Burned and Crowned
Chapter 3
Back in my room, I leaned against the door that I locked tight, listening to him bellowing into the phone out on the balcony.
He was laying down the law to my teacher, insisting my college choices had to be his choices!
"A girl in computer science? That'd be a laughing stock for the Harlows! Yeah, I'm the one who calls the shots here!"
I let out an icy laugh.
The head of this family? Not my head, not anymore.
At 2 a.m., I fashioned a rope out of bed sheets and shimmied down from my second-story window.
My ankle twisted on impact, a sharp jolt of pain shooting through me, but I bit down hard and hobbled through the darkness to a private clinic.
The night-shift doctor eyed my ballooning ankle, "What happened here?"
"Family discipline.
"I need a damage report, and make it quick," I demanded.
By 4 a.m., I had it in hand, a medical report with the hospital's official stamp: torn ankle ligaments, two weeks off my feet.
If push came to shove, that piece of paper was my ticket to showing the world just how the Harlow family's so-called godfather treated his Principessa.
No 'godfather' wants his dirty laundry aired.
I snuck back in through the window as dawn was breaking.
Nine a.m. was the school's cutoff.
Dad strutted out with the family decree, freshly printed, with just one choice for me: Columbine Art History.
"Come on, we're going to the family lawyer to make it official, and then you'll do as I say, marry into the Marshall family after you graduate!" he ordered.
I did not budge from my seat.
"Are you defying me?" he advanced, reaching to drag me up.
I shrugged him off and pulled out the real application form from my backpack, the one I printed in secret last night. It read "Camford University, Computer Science Department."

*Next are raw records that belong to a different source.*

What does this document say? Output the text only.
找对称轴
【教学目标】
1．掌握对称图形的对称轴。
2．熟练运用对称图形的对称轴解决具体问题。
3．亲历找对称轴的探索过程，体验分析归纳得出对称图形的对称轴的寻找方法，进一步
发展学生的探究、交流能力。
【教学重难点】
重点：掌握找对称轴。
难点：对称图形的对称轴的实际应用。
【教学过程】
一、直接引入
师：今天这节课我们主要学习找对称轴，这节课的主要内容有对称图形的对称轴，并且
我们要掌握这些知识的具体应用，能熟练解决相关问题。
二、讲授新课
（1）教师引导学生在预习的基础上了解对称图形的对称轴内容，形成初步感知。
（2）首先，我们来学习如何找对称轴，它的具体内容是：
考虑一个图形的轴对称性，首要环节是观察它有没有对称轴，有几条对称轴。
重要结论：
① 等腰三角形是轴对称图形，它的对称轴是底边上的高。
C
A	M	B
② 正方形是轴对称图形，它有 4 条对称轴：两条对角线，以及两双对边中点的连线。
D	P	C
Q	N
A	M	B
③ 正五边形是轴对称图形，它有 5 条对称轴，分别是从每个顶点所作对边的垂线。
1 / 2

His eyes widened in shock, his hand lunging to rip the paper.
I stepped back, my voice icy, "Tear it if you want. I've got ten more copies, and one in the cloud."
He stopped dead, looking at me like I was a stranger.

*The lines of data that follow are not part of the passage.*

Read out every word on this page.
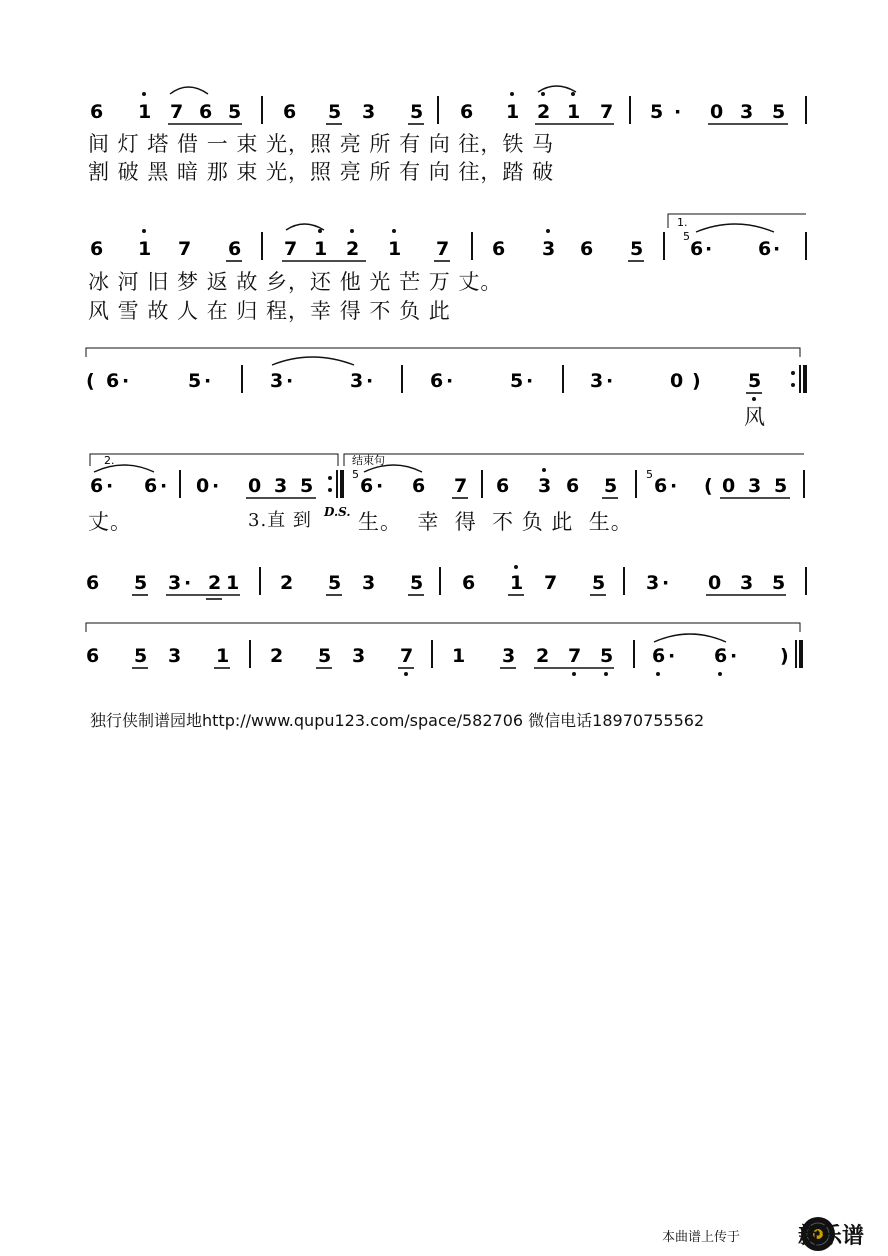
6 1 7 6 5 6 5 3 5 6 1 2 1 7 5 · 0 3 5
间 灯 塔 借 一 束 光，照 亮 所 有 向 往，铁 马
割 破 黑 暗 那 束 光，照 亮 所 有 向 往，踏 破
6 1 7 6 7 1 2 1 7 6 3 6 5 6 · 6 ·
1.
5
冰 河 旧 梦 返 故 乡，还 他 光 芒 万 丈。
风 雪 故 人 在 归 程，幸 得 不 负 此
( 6 ·	5 ·	3 ·	3 ·	6 ·	5 ·	3 ·	0 ) 5
风
2.	结束句
5	5
6 · 6 · 0 · 0 3 5 6 · 6 7 6 3 6 5 6 · ( 0 3 5
D.S.
丈。	3.直 到 生。  幸  得  不 负 此  生。
6 5 3 · 2 1 2 5 3 5 6 1 7 5 3 · 0 3 5
6 5 3 1 2 5 3 7 1 3 2 7 5 6 · 6 · )
独行侠制谱园地http://www.qupu123.com/space/582706 微信电话18970755562
本曲谱上传于	新乐谱
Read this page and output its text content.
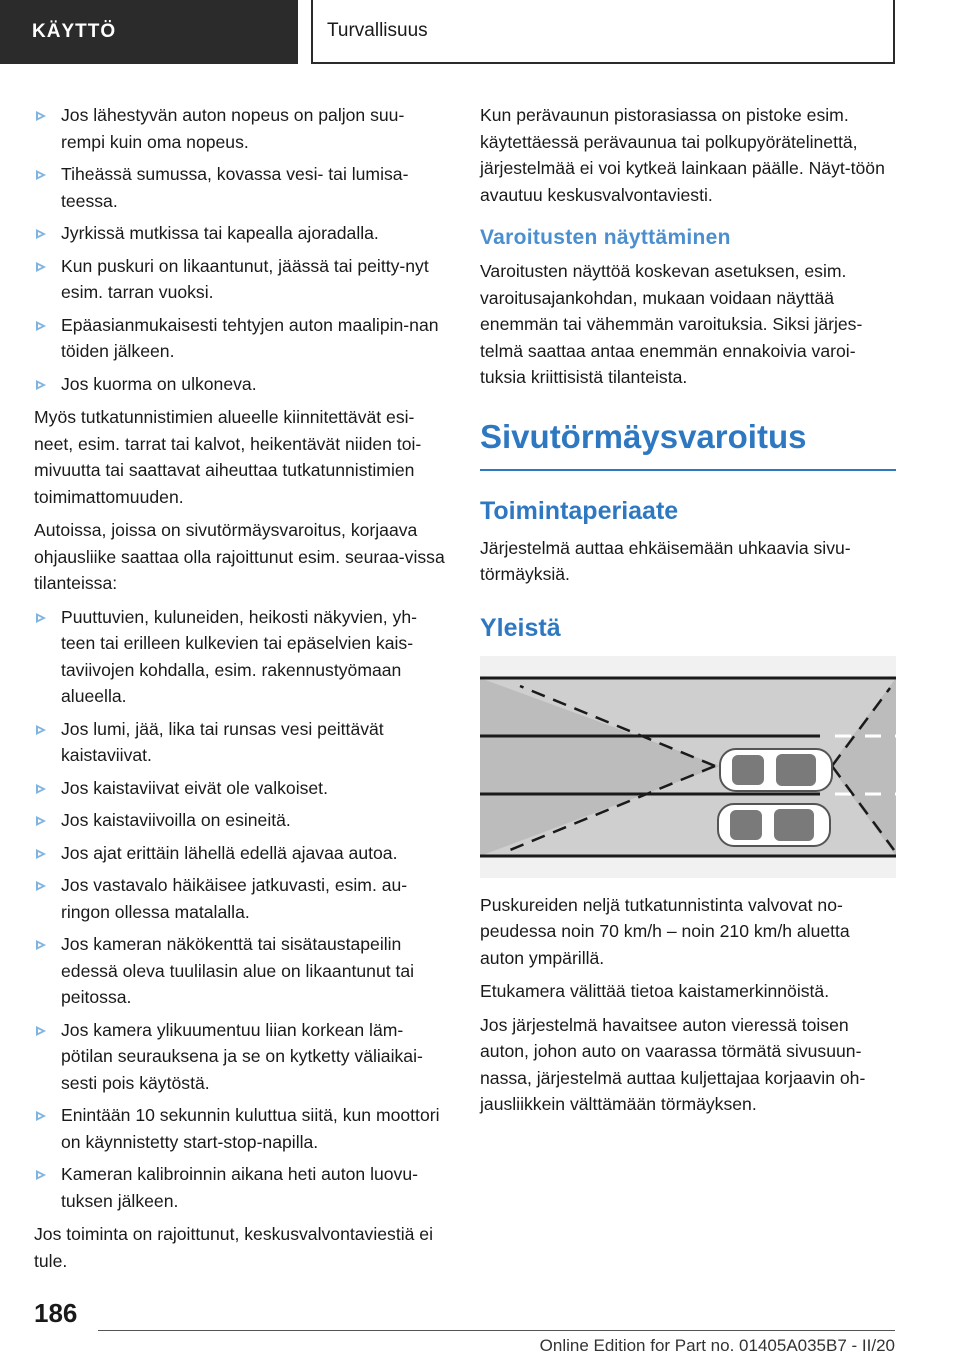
KÄYTTÖ	Turvallisuus
Jos lähestyvän auton nopeus on paljon suu-rempi kuin oma nopeus.
Tiheässä sumussa, kovassa vesi- tai lumisa-teessa.
Jyrkissä mutkissa tai kapealla ajoradalla.
Kun puskuri on likaantunut, jäässä tai peitty-nyt esim. tarran vuoksi.
Epäasianmukaisesti tehtyjen auton maalipin-nan töiden jälkeen.
Jos kuorma on ulkoneva.

Myös tutkatunnistimien alueelle kiinnitettävät esi-neet, esim. tarrat tai kalvot, heikentävät niiden toi-mivuutta tai saattavat aiheuttaa tutkatunnistimien toimimattomuuden.

Autoissa, joissa on sivutörmäysvaroitus, korjaava ohjausliike saattaa olla rajoittunut esim. seuraa-vissa tilanteissa:

Puuttuvien, kuluneiden, heikosti näkyvien, yh-teen tai erilleen kulkevien tai epäselvien kais-taviivojen kohdalla, esim. rakennustyömaan alueella.
Jos lumi, jää, lika tai runsas vesi peittävät kaistaviivat.
Jos kaistaviivat eivät ole valkoiset.
Jos kaistaviivoilla on esineitä.
Jos ajat erittäin lähellä edellä ajavaa autoa.
Jos vastavalo häikäisee jatkuvasti, esim. au-ringon ollessa matalalla.
Jos kameran näkökenttä tai sisätaustapeilin edessä oleva tuulilasin alue on likaantunut tai peitossa.
Jos kamera ylikuumentuu liian korkean läm-pötilan seurauksena ja se on kytketty väliaikai-sesti pois käytöstä.
Enintään 10 sekunnin kuluttua siitä, kun moottori on käynnistetty start-stop-napilla.
Kameran kalibroinnin aikana heti auton luovu-tuksen jälkeen.

Jos toiminta on rajoittunut, keskusvalvontaviestiä ei tule.

Kun perävaunun pistorasiassa on pistoke esim. käytettäessä perävaunua tai polkupyörätelinettä, järjestelmää ei voi kytkeä lainkaan päälle. Näyt-töön avautuu keskusvalvontaviesti.

Varoitusten näyttäminen

Varoitusten näyttöä koskevan asetuksen, esim. varoitusajankohdan, mukaan voidaan näyttää enemmän tai vähemmän varoituksia. Siksi järjes-telmä saattaa antaa enemmän ennakoivia varoi-tuksia kriittisistä tilanteista.

Sivutörmäysvaroitus
Toimintaperiaate

Järjestelmä auttaa ehkäisemään uhkaavia sivu-törmäyksiä.

Yleistä

Puskureiden neljä tutkatunnistinta valvovat no-peudessa noin 70 km/h – noin 210 km/h aluetta auton ympärillä.

Etukamera välittää tietoa kaistamerkinnöistä.

Jos järjestelmä havaitsee auton vieressä toisen auton, johon auto on vaarassa törmätä sivusuun-nassa, järjestelmä auttaa kuljettajaa korjaavin oh-jausliikkein välttämään törmäyksen.

186
Online Edition for Part no. 01405A035B7 - II/20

"And one more thing," I said, slapping a medical report on the table, "Mr. Harlow, if you keep trying to control me and threaten me with violence, I'll go public with this. You don't want the world to find out that the Harlow family's Principessa has to be bullied into marriage, do you?"
He just stared at the report, his hands shaking.
I never saw him like that: scared, angry, in disbelief, and even a bit afraid.
Turns out, he was not invincible. He was scared of losing face.
Mom came running, begging, "Harriet, please, he's your father! He's only trying to set you up for the future. Even if he's a bit rough around the edges, it's all for you!"
"Mom," I faced her, "whose side are you on? Mine or the family's?"
She hesitated for three long seconds.
Those seconds shattered my last hope.
"I'm with your father," she whispered, "he's the head of this family."
"Alright," I nodded, "you stick with him. I'll be the black sheep."
I grabbed the application form and hobbled out the front gate.
Their shouts and sobs chased after me, but I was done looking back.
That house, their version of 'it's for your own good', I was leaving it all behind.
The moment I left the manor behind, my phone buzzed, a coded message from James, our family's tutor.
"Harriet, your dad's on the warpath. He's threatened to erase me from Norchester if I don't sway you to his way of thinking: change your college choice, agree to a strategic marriage. He's even rallied the Blood Oath Brotherhood in Engleton against you, to teach you the price of defiance."
My fingers clenched around the phone until they turned pale.
That was his master stroke.
I thought I broke free, but he was spinning a new web all along.
What was waiting for me in Engleton?